Playwright 进阶:反检测与性能优化

掌握了 Playwright 的基础操作后,你会发现在实际爬虫场景中,很多网站能够检测到自动化行为并进行封禁。本章将深入讲解浏览器指纹检测原理,以及如何使用 stealth.js 等技术绕过检测,同时介绍性能优化技巧。

浏览器指纹检测原理

什么是浏览器指纹

浏览器指纹是通过收集浏览器的各种特征(如 User-Agent、屏幕分辨率、插件列表、字体列表等)来唯一标识一个浏览器的技术。
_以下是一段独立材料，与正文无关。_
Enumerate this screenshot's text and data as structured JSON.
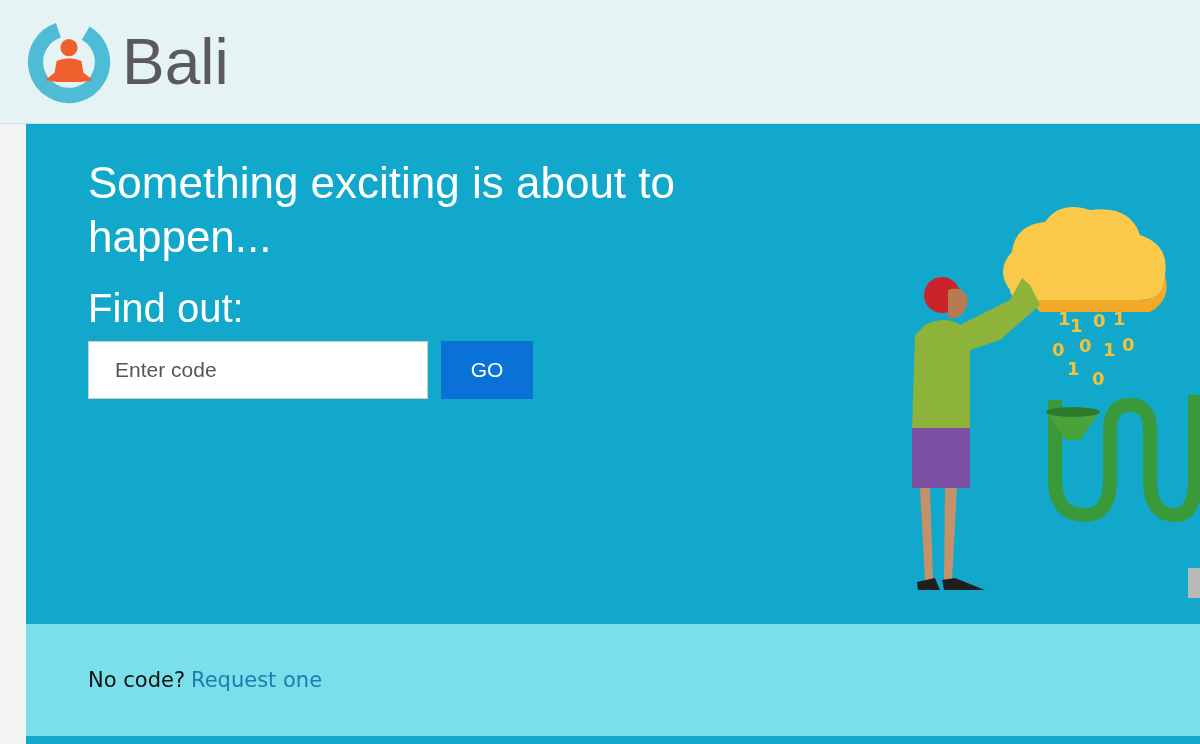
{
  "header": {
    "brand": "Bali"
  },
  "hero": {
    "headline": "Something exciting is about to happen...",
    "prompt": "Find out:",
    "code_field": {
      "placeholder": "Enter code"
    },
    "submit_button": "GO"
  },
  "illustration": {
    "digits": [
      "1",
      "1",
      "0",
      "1",
      "0",
      "0",
      "1",
      "0",
      "1",
      "0"
    ]
  },
  "footer": {
    "question": "No code?",
    "link": "Request one"
  }
}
即使没有 Cookie,网站也可以通过指纹追踪用户。

自动化浏览器的检测点

检测类型检测方法说明
WebDriver 标志navigator.webdriverPlaywright 默认为 true
Chrome 特征window.chrome自动化环境可能缺失
插件检测navigator.plugins自动化环境插件列表异常
语言检测navigator.languages配置不当可能暴露
权限 APInavigator.permissions行为与真实浏览器不同
Canvas 指纹canvas.toDataURL()渲染结果可能有差异
WebGL 指纹WebGL 参数可能暴露虚拟化环境
时区/语言系统设置与声称的地区不符

常见的检测脚本

javascript
// 检测 WebDriver
if (navigator.webdriver) {
    console.log("检测到自动化浏览器");
}

// 检测 Chrome 特征
if (!window.chrome) {
    console.log("可能是自动化环境");
}

// 检测 plugins
if (navigator.plugins.length === 0) {
    console.log("插件列表为空,可能是自动化");
}

// 检测 permissions
navigator.permissions.query({name: "notifications"}).then(result => {
    if (result.state === "prompt") {
        // 正常行为
    }
});

stealth.js 反检测技术

什么是 stealth.js

stealth.js 是 puppeteer-extra-plugin-stealth 项目提取出的反检测脚本,它通过修改浏览器的各种属性来伪装自动化浏览器,使其看起来像真实用户操作的浏览器。

这也是 MediaCrawler 项目使用的核心反检测技术。

stealth.min.js 的工作原理

stealth.js 主要做以下修改:

  1. 隐藏 WebDriver 标志:将 navigator.webdriver 设置为 undefined
  2. 模拟 Chrome 特征:添加 window.chrome 对象
  3. 修改 plugins:模拟正常的插件列表
  4. 修改 permissions:使权限 API 行为正常
  5. 修复 iframe 检测:处理 contentWindow 问题
  6. 其他特征修复:语言、时区等

在 Playwright 中使用 stealth.js

python
import asyncio
from playwright.async_api import async_playwright

# stealth.min.js 脚本内容(实际使用时从文件加载)
STEALTH_JS = """
// 隐藏 webdriver 标志
Object.defineProperty(navigator, 'webdriver', {
    get: () => undefined
});

// 模拟 chrome 对象
window.chrome = {
    runtime: {}
};

// 模拟 plugins
Object.defineProperty(navigator, 'plugins', {
    get: () => [1, 2, 3, 4, 5]
});

// 模拟 languages
Object.defineProperty(navigator, 'languages', {
    get: () => ['zh-CN', 'zh', 'en']
});

// 修复 permissions
const originalQuery = window.navigator.permissions.query;
window.navigator.permissions.query = (parameters) => (
    parameters.name === 'notifications' ?
        Promise.resolve({ state: Notification.permission }) :
        originalQuery(parameters)
);
"""


async def create_stealth_page(browser):
    """创建带反检测的页面"""
    context = await browser.new_context()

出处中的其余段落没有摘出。